The United States Department of Energy (DoE) is to make up to $9 million available in 2012 to fund approximately 50 small businesses to advance innovative energy efficiency and renewable energy.

The DoE initiative aims to help small businesses bring forward ideas to improve manufacturing processes, boost the efficiency of buildings, reduce reliance on oil, and generate renewable electricity, in an effort to bring new clean energy solutions to market faster.

Small businesses that win awards in these programs keep the rights to any technologies they develop and are encouraged to commercialise them.

“This effort is part of the Obama Administration's strategy to drive innovative clean energy technologies into the market and help spur economic growth, diversify the nation's energy portfolio, and create skilled jobs for American workers,” the DoE said in a statement.

Essentially the fund aims to drive research in a broad range of areas. The fund includes ambitious cost and performance targets to elicit “outside-the-box approaches”.

Meanwhile, a broad research topic guide aims to give small business broadly framed problems to work on and goals to achieve while giving them the freedom to innovate, instead of providing narrow or prescriptive technological solutions to be improved.
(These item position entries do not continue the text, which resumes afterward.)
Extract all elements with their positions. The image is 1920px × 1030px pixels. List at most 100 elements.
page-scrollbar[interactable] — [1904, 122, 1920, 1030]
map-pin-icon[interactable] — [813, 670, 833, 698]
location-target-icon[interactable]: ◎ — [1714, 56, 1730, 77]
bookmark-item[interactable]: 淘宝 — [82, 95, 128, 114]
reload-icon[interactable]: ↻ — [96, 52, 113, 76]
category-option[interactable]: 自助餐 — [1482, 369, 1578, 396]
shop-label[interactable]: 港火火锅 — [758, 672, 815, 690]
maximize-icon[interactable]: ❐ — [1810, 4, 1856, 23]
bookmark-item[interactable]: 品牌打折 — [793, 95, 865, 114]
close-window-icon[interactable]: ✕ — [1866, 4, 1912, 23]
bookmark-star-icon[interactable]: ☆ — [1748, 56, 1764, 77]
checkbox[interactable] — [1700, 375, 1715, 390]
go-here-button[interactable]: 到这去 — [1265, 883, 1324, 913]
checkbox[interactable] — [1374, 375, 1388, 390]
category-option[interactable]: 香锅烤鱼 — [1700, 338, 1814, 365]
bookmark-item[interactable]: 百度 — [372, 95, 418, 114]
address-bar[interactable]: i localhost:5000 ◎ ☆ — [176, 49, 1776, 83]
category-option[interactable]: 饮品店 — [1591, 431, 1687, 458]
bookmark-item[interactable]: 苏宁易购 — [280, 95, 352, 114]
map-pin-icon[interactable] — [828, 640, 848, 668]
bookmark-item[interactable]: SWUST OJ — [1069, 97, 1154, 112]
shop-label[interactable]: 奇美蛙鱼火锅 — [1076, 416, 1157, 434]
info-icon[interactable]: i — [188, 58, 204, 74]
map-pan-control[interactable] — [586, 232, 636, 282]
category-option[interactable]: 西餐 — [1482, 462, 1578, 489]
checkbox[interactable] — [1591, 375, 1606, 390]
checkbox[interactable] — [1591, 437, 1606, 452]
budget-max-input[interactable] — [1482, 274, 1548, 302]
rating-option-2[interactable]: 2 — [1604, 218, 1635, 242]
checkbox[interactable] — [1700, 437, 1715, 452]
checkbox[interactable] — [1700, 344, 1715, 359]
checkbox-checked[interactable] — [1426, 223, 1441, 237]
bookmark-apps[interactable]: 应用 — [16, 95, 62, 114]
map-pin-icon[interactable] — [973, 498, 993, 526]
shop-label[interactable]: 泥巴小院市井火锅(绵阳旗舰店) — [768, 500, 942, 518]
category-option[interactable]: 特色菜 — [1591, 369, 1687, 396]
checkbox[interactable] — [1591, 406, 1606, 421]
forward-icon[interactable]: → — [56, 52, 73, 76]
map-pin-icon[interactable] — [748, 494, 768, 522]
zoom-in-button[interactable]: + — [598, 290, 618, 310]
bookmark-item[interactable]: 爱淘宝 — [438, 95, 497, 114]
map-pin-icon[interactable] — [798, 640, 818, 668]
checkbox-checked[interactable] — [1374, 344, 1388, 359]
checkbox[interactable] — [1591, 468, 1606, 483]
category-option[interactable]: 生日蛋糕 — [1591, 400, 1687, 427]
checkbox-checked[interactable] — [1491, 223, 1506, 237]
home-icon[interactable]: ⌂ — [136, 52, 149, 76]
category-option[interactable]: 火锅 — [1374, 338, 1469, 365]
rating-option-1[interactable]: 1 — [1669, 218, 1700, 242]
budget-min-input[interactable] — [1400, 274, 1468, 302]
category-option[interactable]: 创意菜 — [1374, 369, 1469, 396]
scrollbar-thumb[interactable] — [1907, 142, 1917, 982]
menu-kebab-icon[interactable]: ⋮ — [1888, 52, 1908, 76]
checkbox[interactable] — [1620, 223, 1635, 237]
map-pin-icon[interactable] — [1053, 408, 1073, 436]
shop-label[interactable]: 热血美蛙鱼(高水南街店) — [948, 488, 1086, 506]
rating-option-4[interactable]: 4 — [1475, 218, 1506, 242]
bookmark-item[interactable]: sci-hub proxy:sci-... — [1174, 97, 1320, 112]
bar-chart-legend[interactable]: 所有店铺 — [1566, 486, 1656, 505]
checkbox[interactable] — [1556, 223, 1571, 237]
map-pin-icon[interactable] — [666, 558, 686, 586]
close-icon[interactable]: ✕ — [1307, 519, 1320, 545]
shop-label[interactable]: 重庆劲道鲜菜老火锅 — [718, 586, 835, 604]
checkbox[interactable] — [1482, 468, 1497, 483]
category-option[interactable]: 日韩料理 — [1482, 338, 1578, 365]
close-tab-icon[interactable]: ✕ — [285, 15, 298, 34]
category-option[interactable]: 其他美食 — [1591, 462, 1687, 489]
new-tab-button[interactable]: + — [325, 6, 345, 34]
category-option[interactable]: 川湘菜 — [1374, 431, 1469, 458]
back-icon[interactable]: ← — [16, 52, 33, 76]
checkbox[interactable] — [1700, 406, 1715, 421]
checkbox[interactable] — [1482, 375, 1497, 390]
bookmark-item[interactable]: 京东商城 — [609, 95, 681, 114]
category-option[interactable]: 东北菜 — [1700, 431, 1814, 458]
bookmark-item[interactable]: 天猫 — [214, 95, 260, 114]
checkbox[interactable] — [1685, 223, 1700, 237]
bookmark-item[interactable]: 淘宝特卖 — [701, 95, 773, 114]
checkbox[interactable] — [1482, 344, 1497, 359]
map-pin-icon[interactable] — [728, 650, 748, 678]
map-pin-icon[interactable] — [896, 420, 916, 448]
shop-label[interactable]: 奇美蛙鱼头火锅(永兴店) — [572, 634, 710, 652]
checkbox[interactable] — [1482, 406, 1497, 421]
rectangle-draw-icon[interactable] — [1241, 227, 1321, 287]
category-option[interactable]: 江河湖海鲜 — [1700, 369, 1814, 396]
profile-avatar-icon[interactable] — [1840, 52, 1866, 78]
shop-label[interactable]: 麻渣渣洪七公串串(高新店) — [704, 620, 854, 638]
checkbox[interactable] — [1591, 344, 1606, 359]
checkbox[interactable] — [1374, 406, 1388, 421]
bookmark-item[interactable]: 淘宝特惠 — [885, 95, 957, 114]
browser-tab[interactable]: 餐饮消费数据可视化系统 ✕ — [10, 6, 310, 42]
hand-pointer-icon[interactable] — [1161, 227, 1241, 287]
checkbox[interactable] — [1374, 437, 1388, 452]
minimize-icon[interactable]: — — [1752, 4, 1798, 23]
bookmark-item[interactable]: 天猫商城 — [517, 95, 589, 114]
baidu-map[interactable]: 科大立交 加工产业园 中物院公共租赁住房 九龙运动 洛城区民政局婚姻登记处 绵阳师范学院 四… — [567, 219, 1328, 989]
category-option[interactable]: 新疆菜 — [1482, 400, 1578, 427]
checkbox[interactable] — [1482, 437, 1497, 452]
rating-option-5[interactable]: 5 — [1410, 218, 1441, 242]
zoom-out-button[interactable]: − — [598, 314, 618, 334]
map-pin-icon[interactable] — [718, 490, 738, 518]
It also aims to encourage small businesses with “ground-breaking concepts” to become part of the programmes’ research teams.

The scheme includes 8 broad topics and 30 subtopics in areas including advanced manufacturing, energy-efficient buildings, biomass, hydrogen and fuel cells, solar energy, and wind and water power technologies. The DoE will fund selected small businesses with one-year awards of up to US$150,000 to explore the feasibility of innovative clean energy concepts. Awardees with successful projects will then be able to compete for more than US$1 million in follow on funding.